Jeśli „wszystko co robi artysta jest sztuką” – to zupełnie nieważne jest , co on robi – ważne staje się, jak odróżnić „artystę” od „nie-artysty”. No bo gdy już rozróżnimy – reszta jest prosta: to, co robi „artysta”, jest sztuką – a to, co robi „nie –artysta” sztuką nie jest.
Jeśli wiec artysta sra na płótno, onanizuje się na scenie, zapisuje swą gonitwę myśli albo głośno pierdnie podczas wernisażu – to jest sztuka; jeśli to samo uczyni nie-artysta – to nie jest sztuka. Wszystko niby proste i jasne, poza jednym: po czym odróżnić artystę od nie-artysty? Nie brak przecież filutów nie-artystów, którzy chętnie podają się za artystów! Jak więc sprawdzić, kto jest, a kto nie jest artystą?
Są dwa wyjścia.
Można przyjąć, że artystami są na przykład blondyni, a szatyni i bruneci artystami nie są, albo odwrotnie. Można przyjąć, że artystami są pederaści, a hetero nie, albo odwrotnie. Można przyjąć, że artystami są Żydzi, a goje nie, albo odwrotnie. Albo że artystami są znajomi ministra kultury pana Zdrojewskiego i jego protegowani, a pozostali – nie. I tak dalej. Widać jednak od razu, że kiepskie to kryteria. Przyjmując tedy, że „wszystko co robi artysta jest sztuką” – kryteria takie w niczym nie pomogą nam odróżnić artysty od nie-artysty i nadal nie będziemy wiedzieć, co jest, a co nie jest dziełem sztuki…
[quote]Jest przecież sposób, żeby wyjaśnić sobie tę kwestię ostatecznie i raz na zawsze. Można mianowicie przyjąć, że każdy jest artystą, a zatem wszystko co robi każdy jest sztuką! To rewolucyjne kryterium mieści się właśnie ( a nawet stanowi istotę!) ideologii politycznej poprawności, współczesnego komunizmu w edycji Antoniego Gramsciego. To jest istota proponowanej przez niego ewolucji kulturalnej, długiego „marszu przez instytucje” celem zniszczenia cywilizacji łacińskiej.[/quote]

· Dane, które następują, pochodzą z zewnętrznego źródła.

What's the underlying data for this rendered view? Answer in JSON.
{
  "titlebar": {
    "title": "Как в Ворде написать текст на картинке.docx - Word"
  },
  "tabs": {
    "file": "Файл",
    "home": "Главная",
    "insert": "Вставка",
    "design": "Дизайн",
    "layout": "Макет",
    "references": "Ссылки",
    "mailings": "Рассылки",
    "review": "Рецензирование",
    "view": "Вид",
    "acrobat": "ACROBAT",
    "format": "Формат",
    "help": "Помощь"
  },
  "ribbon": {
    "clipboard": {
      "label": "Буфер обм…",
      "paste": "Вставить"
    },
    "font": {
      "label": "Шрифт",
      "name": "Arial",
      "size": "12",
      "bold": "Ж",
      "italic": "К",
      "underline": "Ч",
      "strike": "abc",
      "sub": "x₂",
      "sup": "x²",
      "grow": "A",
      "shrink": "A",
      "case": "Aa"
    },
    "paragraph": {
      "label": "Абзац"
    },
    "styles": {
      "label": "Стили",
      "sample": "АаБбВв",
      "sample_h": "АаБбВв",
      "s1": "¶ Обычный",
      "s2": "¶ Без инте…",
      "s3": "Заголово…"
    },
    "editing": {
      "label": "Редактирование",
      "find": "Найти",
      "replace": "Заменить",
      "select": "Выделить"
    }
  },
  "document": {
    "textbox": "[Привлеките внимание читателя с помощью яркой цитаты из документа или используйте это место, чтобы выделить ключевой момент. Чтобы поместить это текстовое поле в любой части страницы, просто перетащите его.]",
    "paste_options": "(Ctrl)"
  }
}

Jeśli więc jakiś Klata pokazuje swe bździny na scenie Teatru Narodowego w Krakowie i na innych scenach finansowanych z pieniędzy podatnika, jeśli jakiś Markiewicz korzysta z państwowego mecenatu pokazując gówno jako dzieło sztuki – a podobnych przykładów jest mnóstwo! – to mamy właśnie niezbity dowód, że ministerstwo kultury pod panem Zdrojewskim realizuje w Polsce przemyślany program re-komunizacji kultury polskiej. Czy może być na to inna odpowiedź, jak tylko: „Raz sierpem, raz młotem czerwona hołotę”? Chyba nie.
Patrząc tedy na obsrane płótno ( podpisane, na przykład – „Tolerancja”) trudno nie pomyśleć: gówno pozostanie gównem, bez względu na to, jak bardzo nasrane ma w głowie autor tego dzieła.
Gdzie kończy się prawda, a zaczyna łgarstwo – tam kończy się wszelka tolerancja i dialog.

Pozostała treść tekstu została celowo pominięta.